Connecticut police said the letter also indicated that Israel and Marino had been involved in altercations in the past. In the note, Marino wrote that Israel had once held a gun to his chest.

Marino and the other partners implicated in the scandal and the money manager who discovered the note did not return phone calls over the weekend.

Connecticut law enforcement officials reported last week that the fraud could involve hundreds of millions of dollars.

Over the past 18 months, Bayou's assets dwindled from more than $500 million. Trading activity by the firm has also dropped off.

In July, the firm announced that it was closing its operations. In August, investors received a letter from Israel stating that the firm would return their investments by the end of the month. Promised 90 percent back by mid-August, investors were unable to retrieve their money from two of Bayou's funds and received no response to calls to the firm, prompting a state and federal investigation into Bayou Securities.

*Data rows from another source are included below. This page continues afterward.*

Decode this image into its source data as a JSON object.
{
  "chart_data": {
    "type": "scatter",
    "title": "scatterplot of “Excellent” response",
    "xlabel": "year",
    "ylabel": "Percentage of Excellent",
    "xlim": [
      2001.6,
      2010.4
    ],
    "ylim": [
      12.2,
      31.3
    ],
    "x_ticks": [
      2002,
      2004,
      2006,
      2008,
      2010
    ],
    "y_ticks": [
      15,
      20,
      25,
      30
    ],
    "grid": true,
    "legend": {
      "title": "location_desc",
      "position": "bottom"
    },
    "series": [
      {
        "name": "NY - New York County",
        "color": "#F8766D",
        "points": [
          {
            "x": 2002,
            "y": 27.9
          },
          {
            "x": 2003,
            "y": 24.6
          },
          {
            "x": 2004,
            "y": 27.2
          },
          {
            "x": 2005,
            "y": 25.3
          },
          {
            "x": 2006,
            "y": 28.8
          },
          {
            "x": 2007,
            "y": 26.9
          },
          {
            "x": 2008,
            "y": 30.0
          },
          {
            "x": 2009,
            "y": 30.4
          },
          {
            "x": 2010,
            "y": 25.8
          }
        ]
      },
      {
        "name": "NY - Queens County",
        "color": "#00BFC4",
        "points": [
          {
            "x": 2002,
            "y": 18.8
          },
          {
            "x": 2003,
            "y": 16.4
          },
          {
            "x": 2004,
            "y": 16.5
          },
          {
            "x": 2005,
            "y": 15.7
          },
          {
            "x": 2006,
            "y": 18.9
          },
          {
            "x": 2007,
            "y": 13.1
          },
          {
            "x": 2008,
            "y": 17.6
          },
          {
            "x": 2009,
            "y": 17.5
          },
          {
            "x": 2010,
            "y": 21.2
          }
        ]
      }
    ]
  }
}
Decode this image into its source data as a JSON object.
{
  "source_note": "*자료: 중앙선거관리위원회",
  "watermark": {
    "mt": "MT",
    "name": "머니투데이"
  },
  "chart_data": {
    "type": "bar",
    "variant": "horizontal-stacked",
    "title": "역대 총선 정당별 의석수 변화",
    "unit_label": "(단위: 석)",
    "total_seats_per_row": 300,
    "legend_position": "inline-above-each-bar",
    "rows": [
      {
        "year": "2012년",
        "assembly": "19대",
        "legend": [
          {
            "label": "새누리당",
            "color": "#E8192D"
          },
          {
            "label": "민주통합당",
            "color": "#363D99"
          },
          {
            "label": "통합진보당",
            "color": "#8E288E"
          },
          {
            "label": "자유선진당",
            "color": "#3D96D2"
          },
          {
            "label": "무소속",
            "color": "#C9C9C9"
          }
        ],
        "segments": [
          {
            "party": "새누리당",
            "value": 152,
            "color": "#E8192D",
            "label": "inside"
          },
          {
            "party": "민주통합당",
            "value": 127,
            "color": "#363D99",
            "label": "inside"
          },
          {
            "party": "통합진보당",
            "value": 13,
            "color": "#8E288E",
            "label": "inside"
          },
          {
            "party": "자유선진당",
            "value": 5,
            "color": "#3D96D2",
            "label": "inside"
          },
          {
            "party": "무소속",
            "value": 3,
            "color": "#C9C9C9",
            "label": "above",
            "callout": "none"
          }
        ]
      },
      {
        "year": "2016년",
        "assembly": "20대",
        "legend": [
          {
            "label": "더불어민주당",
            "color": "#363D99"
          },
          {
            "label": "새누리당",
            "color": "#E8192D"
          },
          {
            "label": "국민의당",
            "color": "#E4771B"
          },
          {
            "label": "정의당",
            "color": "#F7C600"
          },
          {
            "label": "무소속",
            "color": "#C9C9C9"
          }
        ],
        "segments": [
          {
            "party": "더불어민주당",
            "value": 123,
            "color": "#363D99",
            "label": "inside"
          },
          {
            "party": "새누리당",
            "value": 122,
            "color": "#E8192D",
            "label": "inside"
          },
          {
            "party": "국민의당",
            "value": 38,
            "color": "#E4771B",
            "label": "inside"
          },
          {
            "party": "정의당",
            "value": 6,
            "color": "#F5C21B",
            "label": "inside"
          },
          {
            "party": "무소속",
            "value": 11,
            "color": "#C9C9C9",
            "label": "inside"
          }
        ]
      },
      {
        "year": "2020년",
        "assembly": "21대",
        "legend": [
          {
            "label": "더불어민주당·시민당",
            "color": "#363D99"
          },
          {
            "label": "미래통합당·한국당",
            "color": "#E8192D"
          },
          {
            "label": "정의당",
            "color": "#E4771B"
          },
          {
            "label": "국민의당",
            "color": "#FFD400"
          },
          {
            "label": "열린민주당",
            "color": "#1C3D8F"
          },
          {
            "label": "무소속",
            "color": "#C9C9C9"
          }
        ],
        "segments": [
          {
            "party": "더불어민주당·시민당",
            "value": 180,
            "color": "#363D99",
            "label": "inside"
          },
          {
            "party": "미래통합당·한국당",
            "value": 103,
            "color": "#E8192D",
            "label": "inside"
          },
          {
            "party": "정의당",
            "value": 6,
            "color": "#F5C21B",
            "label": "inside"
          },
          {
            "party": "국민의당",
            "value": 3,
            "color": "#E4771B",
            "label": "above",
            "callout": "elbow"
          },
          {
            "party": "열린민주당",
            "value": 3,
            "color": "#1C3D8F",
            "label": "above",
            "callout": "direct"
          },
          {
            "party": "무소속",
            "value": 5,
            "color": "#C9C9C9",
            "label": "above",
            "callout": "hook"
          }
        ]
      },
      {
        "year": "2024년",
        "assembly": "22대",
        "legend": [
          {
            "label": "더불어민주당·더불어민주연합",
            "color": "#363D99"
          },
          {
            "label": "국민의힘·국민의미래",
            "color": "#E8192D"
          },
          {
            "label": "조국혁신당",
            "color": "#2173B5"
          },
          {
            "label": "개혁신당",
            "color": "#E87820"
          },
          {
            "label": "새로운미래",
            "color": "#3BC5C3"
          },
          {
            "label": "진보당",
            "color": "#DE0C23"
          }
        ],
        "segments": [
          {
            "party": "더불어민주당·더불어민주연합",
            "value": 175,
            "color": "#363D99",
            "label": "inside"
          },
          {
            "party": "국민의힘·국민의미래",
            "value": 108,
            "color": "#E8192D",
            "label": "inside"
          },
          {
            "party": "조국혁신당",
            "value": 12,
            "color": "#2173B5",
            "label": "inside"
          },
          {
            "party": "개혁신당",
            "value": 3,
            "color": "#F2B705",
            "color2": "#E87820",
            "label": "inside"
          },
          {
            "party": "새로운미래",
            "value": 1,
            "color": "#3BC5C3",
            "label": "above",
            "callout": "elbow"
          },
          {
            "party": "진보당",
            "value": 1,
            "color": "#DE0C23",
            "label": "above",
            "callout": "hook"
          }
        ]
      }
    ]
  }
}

The Journal also reported that Bayou may have had connections with its auditing firm, Richmond-Fairfield Associates, as Marino filed registration papers for the auditing firm in October of 2000. In 2002, Bayou claimed that Grant Thornton oversaw its books. The paper reported it was unable to contact anyone employed at Richmond-Fairfield and that a spokesperson at Grant Thornton said it had not audited Bayou since the late 1990s.